Because of competition and the march of technology development, paid search marketing for retailers has moved on from the simple exercise of bidding for top positions on leading keywords. With soaring bid prices attached to top keywords, if marketers don’t have a more sophisticated strategy, they can burn their way though the budget and still receive very little return.
“In 2008, one needs data-driven analysis to assess performance and to target advertising buys,” says Chris Lien, chief executive officer of Marin Software, which sells an enterprise-class paid search management application for online advertisers and their agencies. “In fact, lunch has become expensive on hotly contested categories and for hotly contested keywords.”
Vendor offerings such as Marin Software’s grew out of the increasing challenge of managing a keyword program effectively as the number of keywords in individual marketers’ programs became larger. From a handful of targeted keywords in the earlier days of paid search, the number of keywords being managed in marketers’ programs has ballooned. On average, U.S. online retailers today manage keyword programs consisting of about 32,000 terms, according to Forrester; and some programs edge up into the hundreds of thousands.
Marketers have expanded keyword programs as they look for more ways for their products to be found by searchers; for instance, by adding more specific terms, such as “red cotton sweater” instead of just “red sweater,” and by adding so-called long-tail search terms-keywords for products that are purchased less frequently, but that have a higher likelihood of resulting in a sale when a searcher clicks through on one.
Managing a keyword program requires tracking the performance of each term and adjusting bids on the term relative to whether the term is getting clicks and producing sales, and also to what competitors are bidding on it. Keyword programs also must be managed across multiple search engines: Google, Yahoo, MSN and more. All of the associated revenue and click data is too much to manage in spreadsheets, so automated bidding tools and keyword management systems have become a fixture in search over the past few years.
Another trend in search marketing has given rise to another new development, the practice of re-targeting, or remarketing. To save on click costs, search program managers have indicated their interest in serving up their ads to searchers segmented according to demographics or past behavior online, in the goal of attracting a more qualified shopper pool. Retargeting or remarketing is another way to segment ads served to searchers. “After paid search, remarketing is a technique that is generating the most new customers for our clients, and our clients are starting to budget for this type of marketing,” says Suzy Sandberg, president of search engine marketing agency PMDigital.

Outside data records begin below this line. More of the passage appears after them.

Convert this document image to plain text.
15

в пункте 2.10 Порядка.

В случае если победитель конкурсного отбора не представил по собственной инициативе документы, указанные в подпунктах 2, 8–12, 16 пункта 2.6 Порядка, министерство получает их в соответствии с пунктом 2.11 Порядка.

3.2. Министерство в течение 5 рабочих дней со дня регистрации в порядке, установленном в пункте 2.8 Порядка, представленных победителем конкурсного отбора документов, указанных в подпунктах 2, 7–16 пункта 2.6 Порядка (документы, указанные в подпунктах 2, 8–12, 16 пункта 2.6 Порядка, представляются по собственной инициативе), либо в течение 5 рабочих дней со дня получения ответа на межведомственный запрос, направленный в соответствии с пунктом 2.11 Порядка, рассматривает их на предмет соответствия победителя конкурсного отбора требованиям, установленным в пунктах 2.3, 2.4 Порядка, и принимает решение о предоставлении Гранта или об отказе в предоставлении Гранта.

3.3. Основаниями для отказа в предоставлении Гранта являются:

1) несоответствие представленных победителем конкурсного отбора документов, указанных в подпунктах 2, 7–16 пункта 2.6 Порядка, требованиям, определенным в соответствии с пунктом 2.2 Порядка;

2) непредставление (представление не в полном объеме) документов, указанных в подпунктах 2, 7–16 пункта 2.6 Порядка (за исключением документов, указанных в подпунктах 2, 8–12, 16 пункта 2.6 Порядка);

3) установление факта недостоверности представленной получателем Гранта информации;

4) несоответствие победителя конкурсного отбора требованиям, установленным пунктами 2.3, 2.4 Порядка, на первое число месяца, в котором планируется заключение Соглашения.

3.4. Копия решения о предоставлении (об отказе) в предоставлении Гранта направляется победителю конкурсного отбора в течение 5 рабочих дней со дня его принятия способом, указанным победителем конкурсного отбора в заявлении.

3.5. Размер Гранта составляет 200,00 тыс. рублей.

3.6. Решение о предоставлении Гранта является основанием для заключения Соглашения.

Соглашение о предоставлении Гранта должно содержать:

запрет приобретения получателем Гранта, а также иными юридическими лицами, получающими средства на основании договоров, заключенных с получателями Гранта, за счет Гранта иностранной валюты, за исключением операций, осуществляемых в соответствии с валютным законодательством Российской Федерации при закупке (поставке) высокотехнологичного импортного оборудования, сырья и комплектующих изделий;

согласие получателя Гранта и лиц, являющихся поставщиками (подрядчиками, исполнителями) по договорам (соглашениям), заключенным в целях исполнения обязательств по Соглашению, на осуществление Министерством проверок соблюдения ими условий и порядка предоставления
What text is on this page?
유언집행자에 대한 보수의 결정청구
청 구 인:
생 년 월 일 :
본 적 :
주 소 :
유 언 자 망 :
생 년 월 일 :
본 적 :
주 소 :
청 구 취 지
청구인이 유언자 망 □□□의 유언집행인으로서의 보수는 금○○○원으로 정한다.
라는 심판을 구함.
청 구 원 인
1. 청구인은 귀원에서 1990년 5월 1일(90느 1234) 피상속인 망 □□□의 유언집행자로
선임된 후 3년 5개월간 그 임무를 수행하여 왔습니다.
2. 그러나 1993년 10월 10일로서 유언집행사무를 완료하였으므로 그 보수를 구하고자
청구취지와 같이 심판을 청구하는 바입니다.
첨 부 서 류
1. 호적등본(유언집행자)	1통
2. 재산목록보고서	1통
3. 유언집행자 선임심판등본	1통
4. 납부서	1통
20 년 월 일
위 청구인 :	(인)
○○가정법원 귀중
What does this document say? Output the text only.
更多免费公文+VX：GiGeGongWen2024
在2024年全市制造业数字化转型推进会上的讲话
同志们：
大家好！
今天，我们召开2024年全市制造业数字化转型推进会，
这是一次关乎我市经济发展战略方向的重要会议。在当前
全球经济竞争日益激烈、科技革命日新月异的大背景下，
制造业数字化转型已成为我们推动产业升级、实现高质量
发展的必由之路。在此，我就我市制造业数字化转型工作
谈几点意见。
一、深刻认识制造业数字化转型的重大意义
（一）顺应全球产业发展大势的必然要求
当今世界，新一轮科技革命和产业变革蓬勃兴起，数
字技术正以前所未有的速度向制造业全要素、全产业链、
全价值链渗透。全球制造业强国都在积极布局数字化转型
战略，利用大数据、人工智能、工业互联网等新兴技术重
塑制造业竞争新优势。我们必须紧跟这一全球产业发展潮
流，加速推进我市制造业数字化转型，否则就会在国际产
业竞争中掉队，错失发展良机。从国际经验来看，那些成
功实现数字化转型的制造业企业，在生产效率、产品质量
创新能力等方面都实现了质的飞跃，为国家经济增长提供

When a consumer clicks through to a retailer’s site from a product listing in search results, she may not be ready to buy, but she’s indicated her potential interest. Remarketing is a technique that tracks shoppers after they have left a retailer’s site without making a purchase and serves them display ads for that retailer, Sandberg explains. The intention of this strategy is to prompt the customer to return to the retailer’s site to complete the purchase. SEMPO’s data suggests that interest in this new technique is strong: 40% of those responding to its recent survey who were not serving targeted ads to searches-including both behavioral and demographic targeting as well as re-targeting-plan to do so within 12 months.